The Jones' only son died a year ago this past August.
His parents put his cremated remains in a burial stone. But four weeks ago, Diane Jones found a gaping hole in the rock, her son's remains, the metal cylinder they were in and a brass name-plate, all gone.
The Jones say after ABC11 first broadcasted their story, they were overwhelmed with support from the community. At the burial stone, people have left all kinds of mementos, stuffed animals, candles and flowers. But what the Jones say what they need is their son's remains back.
"We have sent some things out on Nixel, Facebook and we are doing a lot of social media things," Fayetteville Police Spokesperson Dan Grubb said.

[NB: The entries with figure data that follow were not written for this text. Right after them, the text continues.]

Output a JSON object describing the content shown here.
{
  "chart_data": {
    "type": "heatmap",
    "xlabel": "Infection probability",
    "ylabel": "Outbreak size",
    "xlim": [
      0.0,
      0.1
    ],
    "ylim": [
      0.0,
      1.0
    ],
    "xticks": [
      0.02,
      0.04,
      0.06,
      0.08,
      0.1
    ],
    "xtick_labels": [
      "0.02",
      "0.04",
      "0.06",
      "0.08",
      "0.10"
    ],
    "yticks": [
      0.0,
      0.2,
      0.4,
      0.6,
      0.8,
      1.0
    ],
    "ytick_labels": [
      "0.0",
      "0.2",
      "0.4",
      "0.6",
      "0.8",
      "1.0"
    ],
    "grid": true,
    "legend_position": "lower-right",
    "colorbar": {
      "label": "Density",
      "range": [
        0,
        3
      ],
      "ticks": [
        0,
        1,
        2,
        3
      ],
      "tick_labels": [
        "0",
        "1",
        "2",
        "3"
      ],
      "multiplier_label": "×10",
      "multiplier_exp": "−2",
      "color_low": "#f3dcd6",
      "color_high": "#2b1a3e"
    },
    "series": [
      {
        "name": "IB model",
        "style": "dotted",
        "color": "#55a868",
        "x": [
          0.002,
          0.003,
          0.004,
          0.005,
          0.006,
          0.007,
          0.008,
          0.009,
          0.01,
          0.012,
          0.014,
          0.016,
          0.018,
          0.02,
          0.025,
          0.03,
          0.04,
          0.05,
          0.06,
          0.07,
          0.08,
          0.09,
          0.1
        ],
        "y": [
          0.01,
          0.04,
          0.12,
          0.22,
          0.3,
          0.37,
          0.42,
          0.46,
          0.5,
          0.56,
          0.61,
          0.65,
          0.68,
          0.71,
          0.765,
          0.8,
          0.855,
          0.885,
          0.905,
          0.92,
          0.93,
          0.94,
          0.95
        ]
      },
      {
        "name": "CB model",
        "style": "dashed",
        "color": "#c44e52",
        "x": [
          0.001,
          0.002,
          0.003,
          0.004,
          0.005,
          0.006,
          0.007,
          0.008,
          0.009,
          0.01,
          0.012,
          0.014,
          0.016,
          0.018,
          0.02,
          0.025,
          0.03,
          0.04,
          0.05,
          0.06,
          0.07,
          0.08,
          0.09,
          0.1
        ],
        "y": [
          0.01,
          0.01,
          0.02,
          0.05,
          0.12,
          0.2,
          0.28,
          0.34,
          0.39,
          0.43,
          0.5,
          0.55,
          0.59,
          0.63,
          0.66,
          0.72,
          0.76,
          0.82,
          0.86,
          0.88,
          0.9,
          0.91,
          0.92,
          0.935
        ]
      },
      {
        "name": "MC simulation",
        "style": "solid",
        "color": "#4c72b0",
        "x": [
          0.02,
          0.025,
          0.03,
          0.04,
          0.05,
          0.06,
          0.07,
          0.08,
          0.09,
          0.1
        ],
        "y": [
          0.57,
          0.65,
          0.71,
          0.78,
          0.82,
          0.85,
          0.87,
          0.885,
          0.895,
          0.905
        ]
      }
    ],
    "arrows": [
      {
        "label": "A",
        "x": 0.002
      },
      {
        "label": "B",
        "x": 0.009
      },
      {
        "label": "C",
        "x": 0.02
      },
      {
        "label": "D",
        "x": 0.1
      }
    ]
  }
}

Police say a flurry of publicity has generated few leads, but they hope a reward gets someone talking.
"A lot of times in these cases, someone has talked about it, or said something maybe at a party or bragged about it and we are hoping that somebody may have been in that kind of situation and may have overheard something" Grubb said.
Diane and Charles Jones say its that hope they are clinging to.
"I say a prayer everyday and I'm hopeful that out there someone knows something," Diane Jones said.
"We would like to have him back, so he can rest in peace that is what he deserves," Charles Jones said.